Ces chiffres ne veulent pas dire qu’un neuroleptique ne se justifie jamais. Il existe des situations de danger, pour la personne ou pour autrui, où il est le bon choix. Ils veulent dire que la balance doit être pesée à chaque fois, que la prescription doit être limitée dans le temps et réévaluée, et qu’elle ne peut pas être le premier réflexe face à quelqu’un qui dérange.
Comment ces troubles sont-ils mesurés ?
Par une échelle, l’inventaire neuropsychiatrique. En établissement, on utilise sa version pour équipe soignante, le NPI-ES, qui évalue douze domaines : les dix domaines comportementaux plus le sommeil et l’appétit. Chaque domaine est coté en croisant la fréquence et la gravité.

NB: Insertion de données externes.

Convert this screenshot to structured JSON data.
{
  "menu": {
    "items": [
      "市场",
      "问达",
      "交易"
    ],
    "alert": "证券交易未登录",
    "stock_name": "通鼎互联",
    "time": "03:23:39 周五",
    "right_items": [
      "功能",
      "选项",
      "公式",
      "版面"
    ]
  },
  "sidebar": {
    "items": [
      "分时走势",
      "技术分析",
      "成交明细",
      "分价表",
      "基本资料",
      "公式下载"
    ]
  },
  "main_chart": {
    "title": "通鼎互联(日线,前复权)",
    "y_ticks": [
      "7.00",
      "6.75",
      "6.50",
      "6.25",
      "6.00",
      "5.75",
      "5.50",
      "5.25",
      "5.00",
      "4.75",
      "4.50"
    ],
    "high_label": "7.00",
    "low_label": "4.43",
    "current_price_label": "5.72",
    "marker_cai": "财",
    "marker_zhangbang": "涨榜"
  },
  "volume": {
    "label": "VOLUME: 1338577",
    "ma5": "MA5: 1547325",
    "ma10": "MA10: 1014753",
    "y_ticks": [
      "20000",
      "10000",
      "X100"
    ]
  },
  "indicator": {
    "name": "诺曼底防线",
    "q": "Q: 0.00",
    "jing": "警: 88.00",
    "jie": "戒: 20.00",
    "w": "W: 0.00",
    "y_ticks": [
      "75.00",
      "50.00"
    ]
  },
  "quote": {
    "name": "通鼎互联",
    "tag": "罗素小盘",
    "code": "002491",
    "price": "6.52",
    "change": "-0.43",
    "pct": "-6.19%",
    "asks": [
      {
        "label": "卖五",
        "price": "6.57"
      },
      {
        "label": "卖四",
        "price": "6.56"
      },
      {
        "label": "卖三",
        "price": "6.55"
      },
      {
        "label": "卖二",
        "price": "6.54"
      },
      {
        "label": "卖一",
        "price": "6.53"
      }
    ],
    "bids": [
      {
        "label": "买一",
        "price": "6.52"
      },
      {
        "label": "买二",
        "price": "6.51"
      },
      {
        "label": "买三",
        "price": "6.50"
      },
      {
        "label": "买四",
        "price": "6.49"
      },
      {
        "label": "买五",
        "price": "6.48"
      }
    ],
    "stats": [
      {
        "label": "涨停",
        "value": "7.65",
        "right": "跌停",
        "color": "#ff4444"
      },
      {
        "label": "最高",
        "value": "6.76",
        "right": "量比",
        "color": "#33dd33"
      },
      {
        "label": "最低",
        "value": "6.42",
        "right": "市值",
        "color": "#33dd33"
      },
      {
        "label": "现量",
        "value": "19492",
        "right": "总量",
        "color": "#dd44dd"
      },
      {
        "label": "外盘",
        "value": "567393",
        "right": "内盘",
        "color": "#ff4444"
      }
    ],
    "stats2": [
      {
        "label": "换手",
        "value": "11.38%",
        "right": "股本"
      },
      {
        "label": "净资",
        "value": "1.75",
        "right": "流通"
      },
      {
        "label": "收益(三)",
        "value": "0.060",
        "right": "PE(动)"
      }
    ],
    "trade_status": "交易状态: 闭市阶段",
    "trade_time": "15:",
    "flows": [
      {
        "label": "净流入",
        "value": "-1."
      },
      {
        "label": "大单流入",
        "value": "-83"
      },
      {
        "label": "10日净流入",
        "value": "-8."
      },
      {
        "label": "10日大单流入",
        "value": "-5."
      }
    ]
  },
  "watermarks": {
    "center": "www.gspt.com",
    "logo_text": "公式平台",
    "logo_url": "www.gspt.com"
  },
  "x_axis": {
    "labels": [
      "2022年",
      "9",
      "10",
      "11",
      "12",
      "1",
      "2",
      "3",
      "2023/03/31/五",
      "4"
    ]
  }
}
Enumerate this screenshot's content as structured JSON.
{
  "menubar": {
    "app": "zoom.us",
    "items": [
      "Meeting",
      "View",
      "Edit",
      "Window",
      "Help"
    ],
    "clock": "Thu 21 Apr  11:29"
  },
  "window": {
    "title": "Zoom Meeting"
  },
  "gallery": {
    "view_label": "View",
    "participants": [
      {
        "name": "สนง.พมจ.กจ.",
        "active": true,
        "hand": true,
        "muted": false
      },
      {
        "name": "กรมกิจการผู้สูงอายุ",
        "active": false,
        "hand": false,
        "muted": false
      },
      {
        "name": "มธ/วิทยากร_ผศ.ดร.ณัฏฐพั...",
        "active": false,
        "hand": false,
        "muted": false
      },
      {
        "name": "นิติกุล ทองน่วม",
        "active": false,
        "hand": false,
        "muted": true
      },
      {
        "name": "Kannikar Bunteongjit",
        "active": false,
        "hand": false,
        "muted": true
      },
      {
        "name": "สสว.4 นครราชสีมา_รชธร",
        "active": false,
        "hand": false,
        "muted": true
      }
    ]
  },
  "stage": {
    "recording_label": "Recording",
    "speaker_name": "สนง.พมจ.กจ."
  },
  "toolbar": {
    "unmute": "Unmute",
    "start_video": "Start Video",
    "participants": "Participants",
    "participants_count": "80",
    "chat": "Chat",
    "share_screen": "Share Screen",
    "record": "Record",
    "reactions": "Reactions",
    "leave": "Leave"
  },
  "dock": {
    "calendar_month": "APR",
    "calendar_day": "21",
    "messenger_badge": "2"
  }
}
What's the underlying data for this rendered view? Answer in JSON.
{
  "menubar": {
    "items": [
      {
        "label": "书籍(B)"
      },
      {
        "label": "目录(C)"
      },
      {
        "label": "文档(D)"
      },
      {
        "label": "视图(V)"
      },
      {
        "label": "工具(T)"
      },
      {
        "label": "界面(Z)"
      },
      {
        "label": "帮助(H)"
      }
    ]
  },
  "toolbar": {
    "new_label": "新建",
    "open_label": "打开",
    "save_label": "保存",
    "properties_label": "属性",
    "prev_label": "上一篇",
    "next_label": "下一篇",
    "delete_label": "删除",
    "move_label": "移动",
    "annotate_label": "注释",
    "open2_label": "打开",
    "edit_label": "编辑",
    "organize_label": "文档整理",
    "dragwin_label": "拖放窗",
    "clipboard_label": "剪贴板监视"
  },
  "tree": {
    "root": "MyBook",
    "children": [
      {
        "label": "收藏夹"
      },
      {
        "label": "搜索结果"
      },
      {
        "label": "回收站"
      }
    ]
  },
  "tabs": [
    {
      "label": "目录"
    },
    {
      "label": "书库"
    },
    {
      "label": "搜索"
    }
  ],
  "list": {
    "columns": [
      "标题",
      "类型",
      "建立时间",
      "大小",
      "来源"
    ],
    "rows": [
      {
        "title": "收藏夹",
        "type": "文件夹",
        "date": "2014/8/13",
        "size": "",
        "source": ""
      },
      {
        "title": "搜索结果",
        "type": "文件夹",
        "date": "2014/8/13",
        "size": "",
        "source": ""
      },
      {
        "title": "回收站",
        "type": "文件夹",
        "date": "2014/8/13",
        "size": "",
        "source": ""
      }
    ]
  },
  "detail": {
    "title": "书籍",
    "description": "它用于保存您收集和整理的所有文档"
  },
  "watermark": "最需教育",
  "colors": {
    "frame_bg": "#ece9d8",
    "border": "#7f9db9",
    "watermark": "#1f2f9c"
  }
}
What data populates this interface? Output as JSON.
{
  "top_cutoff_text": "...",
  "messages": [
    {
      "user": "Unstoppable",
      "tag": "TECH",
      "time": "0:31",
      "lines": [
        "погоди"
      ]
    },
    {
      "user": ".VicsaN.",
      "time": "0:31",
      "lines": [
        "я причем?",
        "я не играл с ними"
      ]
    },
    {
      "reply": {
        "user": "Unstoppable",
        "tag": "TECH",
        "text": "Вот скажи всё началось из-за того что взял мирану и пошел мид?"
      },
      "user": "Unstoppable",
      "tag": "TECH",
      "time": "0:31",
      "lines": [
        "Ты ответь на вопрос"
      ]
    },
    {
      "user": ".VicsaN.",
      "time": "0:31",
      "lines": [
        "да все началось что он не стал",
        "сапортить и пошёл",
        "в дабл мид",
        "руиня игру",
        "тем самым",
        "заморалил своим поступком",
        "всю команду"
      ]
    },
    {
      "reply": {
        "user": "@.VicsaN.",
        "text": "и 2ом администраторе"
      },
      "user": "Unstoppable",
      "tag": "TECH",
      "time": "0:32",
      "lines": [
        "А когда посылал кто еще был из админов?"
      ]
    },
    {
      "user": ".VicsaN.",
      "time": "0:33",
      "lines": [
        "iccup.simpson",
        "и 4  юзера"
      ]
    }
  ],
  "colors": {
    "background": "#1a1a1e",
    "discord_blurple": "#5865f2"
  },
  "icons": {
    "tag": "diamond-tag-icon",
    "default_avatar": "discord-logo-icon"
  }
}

Son intérêt n’est pas de produire un chiffre pour le dossier. Il est de rendre visible ce qui, sinon, reste une plainte diffuse : quel comportement précisément, à quelle fréquence, avec quel retentissement sur ceux qui accompagnent. Refait à quelques semaines d’intervalle, il montre si une mesure a servi à quelque chose. Le détail de ses douze domaines et de sa cotation est expliqué dans notre article sur les 12 troubles du comportement du NPI.
Que peut faire l’entourage ?
Observer, et noter. C’est peu spectaculaire et c’est pourtant ce qui change le plus les décisions médicales. Un proche capable de dire « ça arrive surtout en fin d’après-midi, jamais le matin, et ça a commencé quinze jours après le changement de traitement » apporte une information qu’aucun examen ne donnera.
Il y a aussi une chose à ne pas faire : chercher à raisonner la personne, ou la corriger. Contredire quelqu’un qui vit une idée délirante ne le ramène pas à la réalité, cela ajoute un conflit à sa peur. L’entourage a le droit d’être épuisé, et cet épuisement n’est pas un détail : il est même coté dans l’échelle, séparément, parce qu’il pèse dans les décisions à venir.
Enfin, il faut savoir que l’expression « trouble du comportement » recouvre des situations très différentes selon l’âge et la cause, et que celle-ci n’en est qu’une. Nous détaillons ce que dit la classification dans notre article sur la définition des troubles du comportement.
À retenir
Devant un trouble du comportement chez une personne âgée, la HAS recommande de rechercher en priorité une cause somatique : douleur mal contrôlée, infection, rétention d’urine, fécalome. Ces causes sont graves, répondent vite au traitement, et provoquent une confusion qui produit le comportement. Vient ensuite la cause iatrogène, majorée par la polymédication. Les techniques de soins passent avant les médicaments, et les psychotropes n’ont aucun effet préventif. Les neuroleptiques exposent à 10 décès et 18 AVC supplémentaires pour 1 000 patients traités douze semaines.